Pour tout ça

Ca commence avec le bruit. Un bruit qui monte soudain, qui empli l’air.
Il faut presser un peu le pas. Courir. Jusqu’ici c’était loin. Cette fois ça y est, tu es devant. Tu te demandes peut-être ce que tu fais là, tandis que bruit enfle, qu’il faut y aller, puis se hisser. Trouver sa place.
Ca commence vraiment avec le bruit, avec le bruit, cette odeur, et le souffle, une bouffée, indescriptible. Tout est indescriptible. Le bruit. L’odeur. Le souffle qui te fouette le visage quelques secondes. Les sensations que ça fait. Le sentiment d’être là, d’être là pour ça. C’est irréel et très réel. Tu es là de ton plein gré, tu l’a voulu, attendu, et en même temps tu te demandes ce que tu fais là, alors que tu t’assoies comme tu peux, dans ce bruit, cette odeur.
Ils sourient, tu souris, on plaisante. Il y a le bruit, l’odeur, et cette petite boule dans le creux du ventre et la respiration un poil plus lourde.
Le bruit enfle, change, c’est si particulier, si caractéristique. Ca te remue. Tu ne voudrais surtout pas être ailleurs, tu es tranquille, même si la petite boule te rappelle que c’est si spécial.
Les mains font leur travail. A droite. A gauche. Une main sur la fesse. Tout est bon.

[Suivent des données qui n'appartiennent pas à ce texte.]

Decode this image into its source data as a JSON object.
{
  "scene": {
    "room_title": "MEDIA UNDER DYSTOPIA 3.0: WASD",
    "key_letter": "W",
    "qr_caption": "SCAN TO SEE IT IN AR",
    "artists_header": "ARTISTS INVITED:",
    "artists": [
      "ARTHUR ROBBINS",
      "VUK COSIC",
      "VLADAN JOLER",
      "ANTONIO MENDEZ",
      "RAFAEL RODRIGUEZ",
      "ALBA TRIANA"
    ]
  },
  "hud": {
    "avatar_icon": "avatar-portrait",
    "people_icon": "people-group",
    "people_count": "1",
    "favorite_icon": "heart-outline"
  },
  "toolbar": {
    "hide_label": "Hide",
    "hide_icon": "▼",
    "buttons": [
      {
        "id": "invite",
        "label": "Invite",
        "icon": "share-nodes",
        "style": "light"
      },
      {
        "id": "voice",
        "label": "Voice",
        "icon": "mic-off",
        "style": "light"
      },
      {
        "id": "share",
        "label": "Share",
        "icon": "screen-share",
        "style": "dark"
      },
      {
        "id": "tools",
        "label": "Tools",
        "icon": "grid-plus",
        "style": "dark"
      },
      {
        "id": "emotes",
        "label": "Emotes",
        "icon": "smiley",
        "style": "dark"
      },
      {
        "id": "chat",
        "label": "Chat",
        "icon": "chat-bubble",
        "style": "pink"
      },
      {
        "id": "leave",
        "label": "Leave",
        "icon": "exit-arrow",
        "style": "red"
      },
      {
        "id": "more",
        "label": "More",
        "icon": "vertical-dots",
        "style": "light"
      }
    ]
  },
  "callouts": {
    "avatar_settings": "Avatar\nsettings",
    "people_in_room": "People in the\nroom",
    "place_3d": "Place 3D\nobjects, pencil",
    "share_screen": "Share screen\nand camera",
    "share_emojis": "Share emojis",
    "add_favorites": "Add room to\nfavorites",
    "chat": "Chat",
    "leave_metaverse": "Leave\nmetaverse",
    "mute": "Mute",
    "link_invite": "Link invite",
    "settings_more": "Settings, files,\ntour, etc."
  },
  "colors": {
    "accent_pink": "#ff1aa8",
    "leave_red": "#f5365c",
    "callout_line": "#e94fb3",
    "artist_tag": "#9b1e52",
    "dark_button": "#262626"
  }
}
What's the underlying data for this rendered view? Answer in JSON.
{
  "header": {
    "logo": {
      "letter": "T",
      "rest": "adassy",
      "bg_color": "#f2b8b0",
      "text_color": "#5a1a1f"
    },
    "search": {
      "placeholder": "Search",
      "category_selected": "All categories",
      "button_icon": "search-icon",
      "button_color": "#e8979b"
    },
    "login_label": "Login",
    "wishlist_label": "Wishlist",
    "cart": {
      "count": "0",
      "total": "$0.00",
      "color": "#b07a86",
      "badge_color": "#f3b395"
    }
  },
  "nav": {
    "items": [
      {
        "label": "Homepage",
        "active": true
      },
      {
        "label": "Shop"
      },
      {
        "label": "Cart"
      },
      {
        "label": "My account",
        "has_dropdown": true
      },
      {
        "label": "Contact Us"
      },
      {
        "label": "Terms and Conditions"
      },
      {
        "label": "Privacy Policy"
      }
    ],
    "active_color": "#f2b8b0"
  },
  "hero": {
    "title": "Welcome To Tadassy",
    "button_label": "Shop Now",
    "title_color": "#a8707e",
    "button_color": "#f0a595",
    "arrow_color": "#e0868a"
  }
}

On est partis. Ca secoue, ça secoue, ça tangue, ça se calme. Tu te tiens bien.

Sur le cadran l’aiguille sort du rouge, puis du orange. Elle va sortir du jaune. Quinze petites minutes encore à peine. Courtes et longues à la fois. Pas de peur. Mais une tension. Un rappel.

L’aiguille a dépassé le 2. Tu refais les vérifications. Trois sangles. Trois poignées. Tout est là ? Une poignée. Deux poignées. Trois poignées.

Il faut se préparer. L’aiguille sur 3.5, la tension remonte. Trois poignées, un appareil de sécurité, une petite boule dans le ventre.
Casque ok, lunettes ok. Sourires, concentration, checks et shaka avec tout le monde.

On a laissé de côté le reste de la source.